The priest face and mask is not very feminine, nor are the massive sinewy muscly arms and giant hands but this priestly left arm and hand is transcribed from her Queen pose to the Priest in the Chintoys figures.

Cheap architect / railway civilian figure in hard plastic became the head donor

The challenge to behead or deface required sprue cutters and scalpel. A square of the priest’s face and jaw mask was removed and kept for further statue / carved pillar use.

I removed the head of the female civilian railway passenger (not often you get to type that sentence) from this figure in hard plastic.

The challenge was to trim and shave in small slivers with a scalpel the back of the female head down to a squarish face plate to fit onto the faceless priest – and not slice your fingers off at the same time.

The priest needed to have the face platform further trimmed back into the head.

I decided to simplify the priestly robes with the white and red stripe tribal pattern.

Once I had the female face down to as thin as possible without damaging the front and the slot on the priest suitably trimmed back, I used a small hand drill to pin the new female face in place and superglued to secure it.
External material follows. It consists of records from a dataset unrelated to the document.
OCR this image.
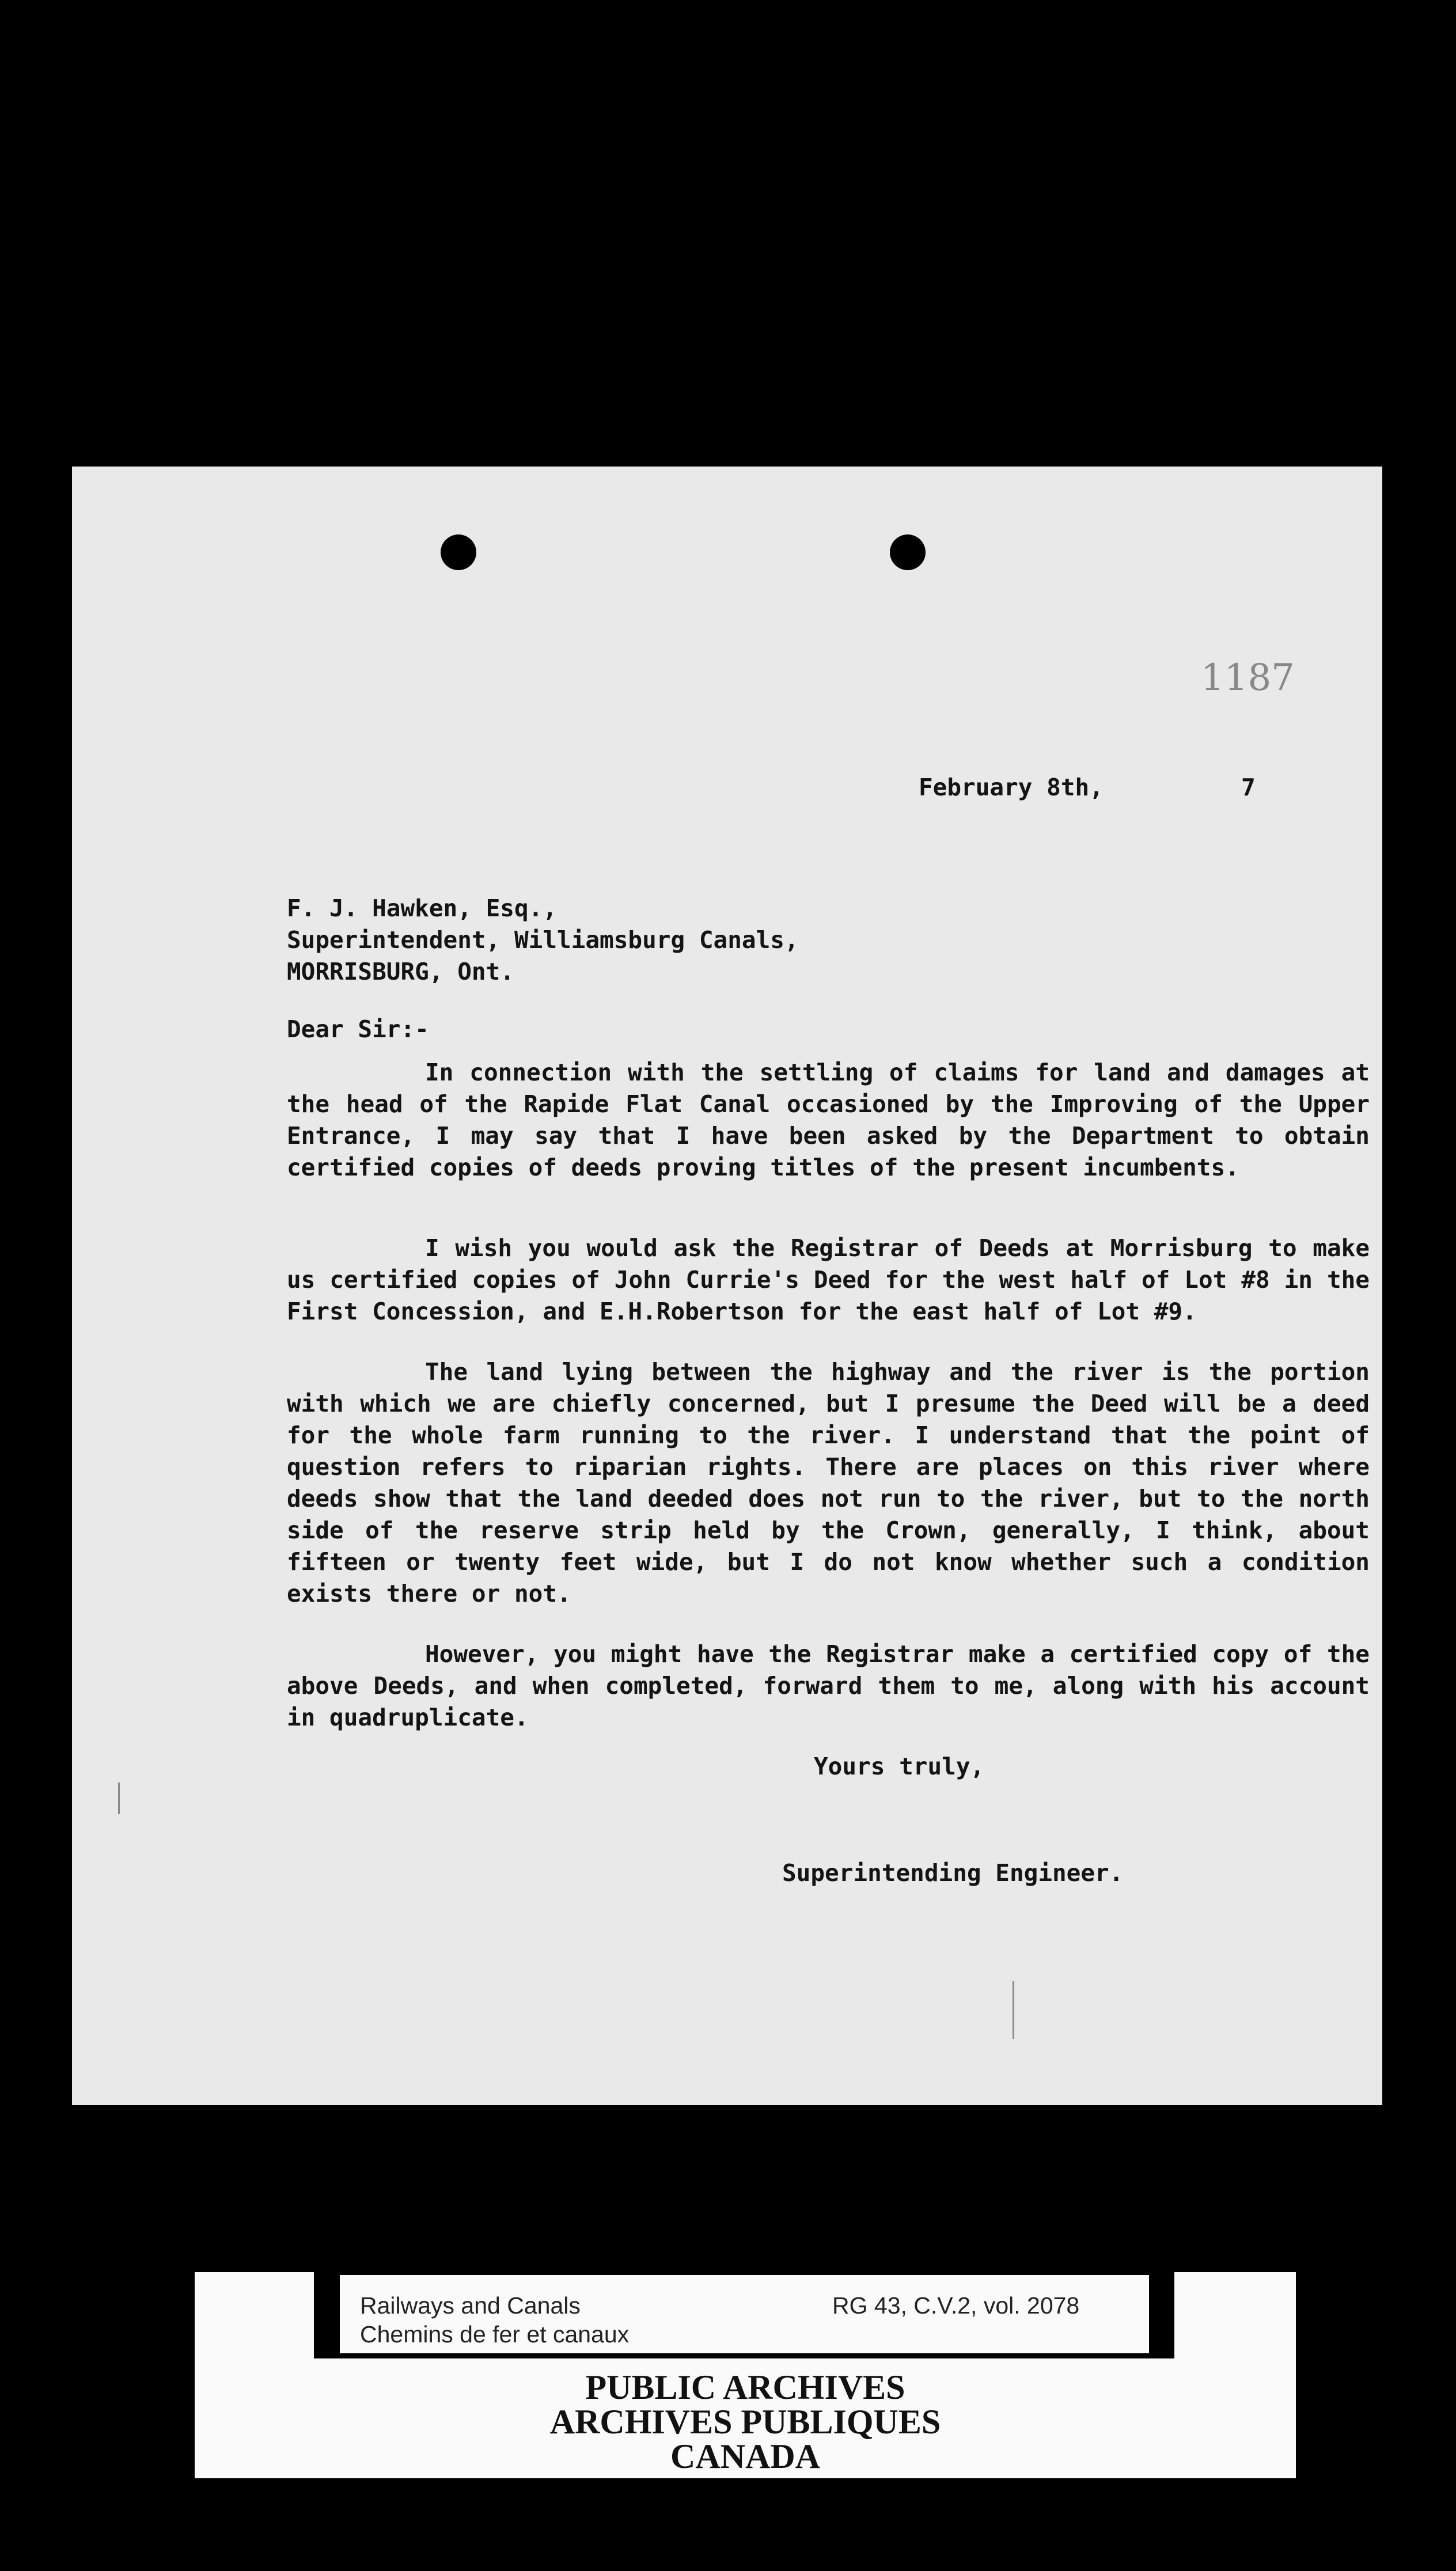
1187
February 8th,	7
F. J. Hawken, Esq.,
Superintendent, Williamsburg Canals,
MORRISBURG, Ont.
Dear Sir:-
In connection with the settling of claims for land and damages at the head of the Rapide Flat Canal occasioned by the Improving of the Upper Entrance, I may say that I have been asked by the Department to obtain certified copies of deeds proving titles of the present incumbents.
I wish you would ask the Registrar of Deeds at Morrisburg to make us certified copies of John Currie's Deed for the west half of Lot #8 in the First Concession, and E.H.Robertson for the east half of Lot #9.
The land lying between the highway and the river is the portion with which we are chiefly concerned, but I presume the Deed will be a deed for the whole farm running to the river. I understand that the point of question refers to riparian rights. There are places on this river where deeds show that the land deeded does not run to the river, but to the north side of the reserve strip held by the Crown, generally, I think, about fifteen or twenty feet wide, but I do not know whether such a condition exists there or not.
However, you might have the Registrar make a certified copy of the above Deeds, and when completed, forward them to me, along with his account in quadruplicate.
Yours truly,
Superintending Engineer.
Railways and Canals
Chemins de fer et canaux
RG 43, C.V.2, vol. 2078
PUBLIC ARCHIVES
ARCHIVES PUBLIQUES
CANADA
A colourful turban and hair was created to fill the edge gaps using kitchen towel and PVA glue.

The Princess / Queen figure had her arm in a different position holding an obsidian tipped spear rather than the blue stone club or war hammer in the Priests hand. I trimmed the arm off with sprue cutters, reangled with drill and pun and the shoulder gap filled with tissue paper / kitchen towel.

The muscly arm was slightly trimmed down to make it more feminine.

The war hammer was removed and the hand drilled to take a spear or staff. The obsidian blade tip was made with masking tape, the pompom was made from a shaved plastic flag or banner pompom section from another figure.

Her giant left hand still needs trimming or obscuring, possibly with bloodied cloth of a sacrifice?

Now with added Britain’s Zoo plastic Eagle …

A valuable and regal addition to my semi fictional ImagiNations ManoTINcas tribe.

Plate Notes

For further information on each figure in the Angus McBride illustration, here are the plate notes by John Pohl the author (below).

From this I took the idea of her painted face, although I did mine on copper, not yellow pigment.

The turban around the hair intwined with coloured cloth and the obsidian blade were two other features that I took from this description and painting.

An excellent Osprey book, well worth buying for the history by John Pohl and the striking illustrations by Angus McBride that complement these unusual Chintoys figures.